O Observatório das Metrópoles promove, nos dias 4 e 5 de setembro no IPPUR/UFRJ, o Seminário “Metropolização e Megaeventos: os impactos da Copa do Mundo e das Olimpíadas no Rio” com o objetivo de analisar o modelo de cidade que tem sido estruturado pela Prefeitura do Rio de Janeiro no contexto dos megaeventos esportivos – um empreendedorismo voltado para o capital e para o mercado. Em oposição a esse modelo surge um novo projeto de cidade: uma governança urbana empreendedora de coalizão social capaz de promover o desenvolvimento da cidade do Rio de Janeiro e de sua metrópole, gerando mais igualdade para a sua população e bem-estar urbano.

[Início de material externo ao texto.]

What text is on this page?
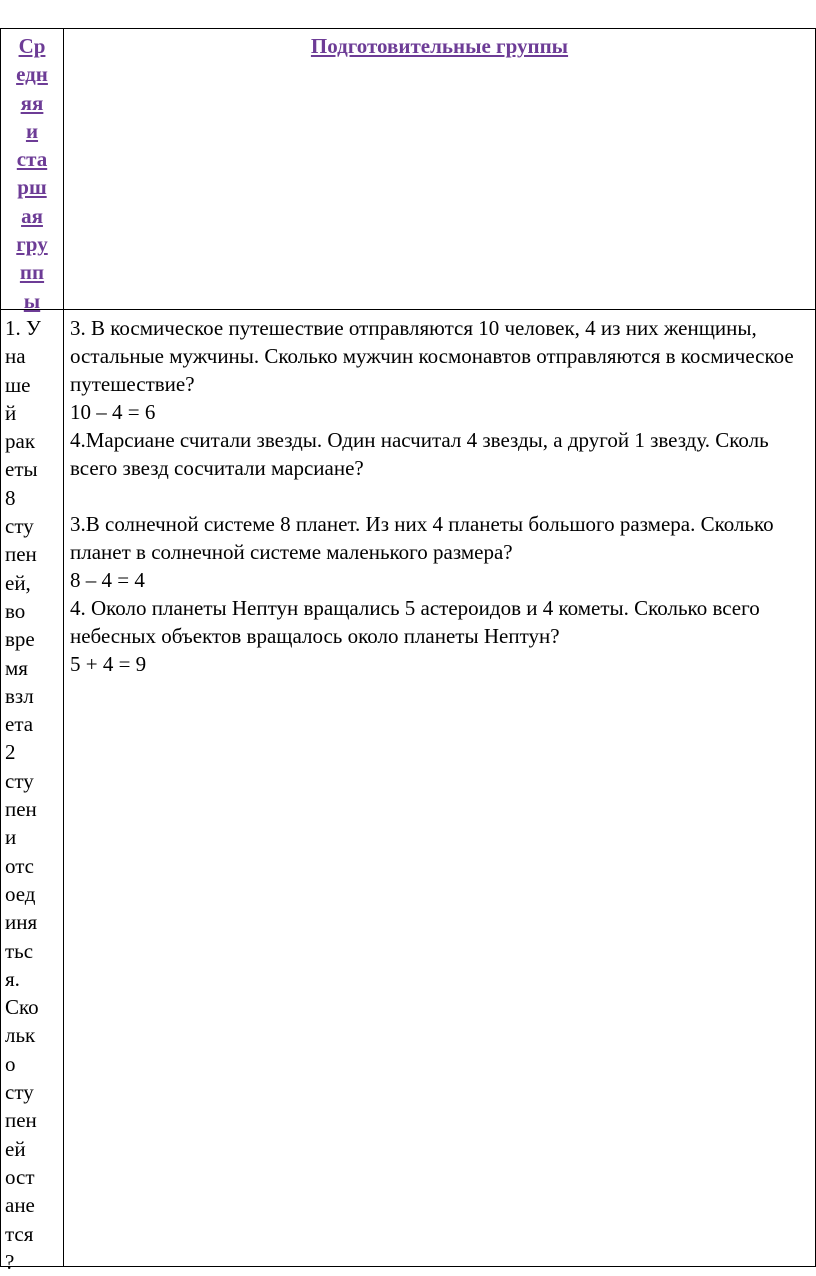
Ср
едн
яя
и
ста
рш
ая
гру
пп
ы
Подготовительные группы
1. У
на
ше
й
рак
еты
8
сту
пен
ей,
во
вре
мя
взл
ета
2
сту
пен
и
отс
оед
иня
тьс
я.
Ско
льк
о
сту
пен
ей
ост
ане
тся
?

3. В космическое путешествие отправляются 10 человек, 4 из них женщины, остальные мужчины. Сколько мужчин космонавтов отправляются в космическое путешествие?

10 – 4 = 6

4.Марсиане считали звезды. Один насчитал 4 звезды, а другой 1 звезду. Сколь всего звезд сосчитали марсиане?

3.В солнечной системе 8 планет. Из них 4 планеты большого размера. Сколько планет в солнечной системе маленького размера?

8 – 4 = 4

4. Около планеты Нептун вращались 5 астероидов и 4 кометы. Сколько всего небесных объектов вращалось около планеты Нептун?

5 + 4 = 9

O Observatório das Metrópoles, com o apoio da Finep, tem investigado e monitorado os impactos dos megaeventos no Brasil a partir do projeto “Metropolização e megaeventos”, tomando por base uma metodologia de pesquisa qualitativa e quantitativa, com a observação e análise do contexto atual da preparação brasileira para a Copa do Mundo e Olimpíadas, aliada à comparação com experiências anteriores tanto no Brasil (XV Jogos Pan-Americanos em 2007) quanto em outros países, a partir de revisão bibliográfica e da utilização de fontes primárias, de maneira a fomentar uma postura crítica frente aos processos sociais verificados. Para a realização da análise, os pesquisadores utilizam quatro eixos estreitamente ligados à inserção da população nos seguintes contextos de transformações territoriais, a saber: (1) Desenvolvimento Econômico; (2) Equipamentos e Serviços Urbanos Sociais; (3) Moradia e Dinâmica Urbana e Ambiental; e (4) Governança Urbana e Metropolitana.

Ademais, a equipe do Observatório das Metrópoles tem dado suporte e apoio aos movimentos sociais e Comitês Populares da Copa e Olimpíadas a fim de gerar documentos e materiais de monitoramento das transformações das cidades-sede no contexto dos megaeventos. Um dos destaques é o relatório “Violações dos Direitos Humanos no Rio de Janeiro”.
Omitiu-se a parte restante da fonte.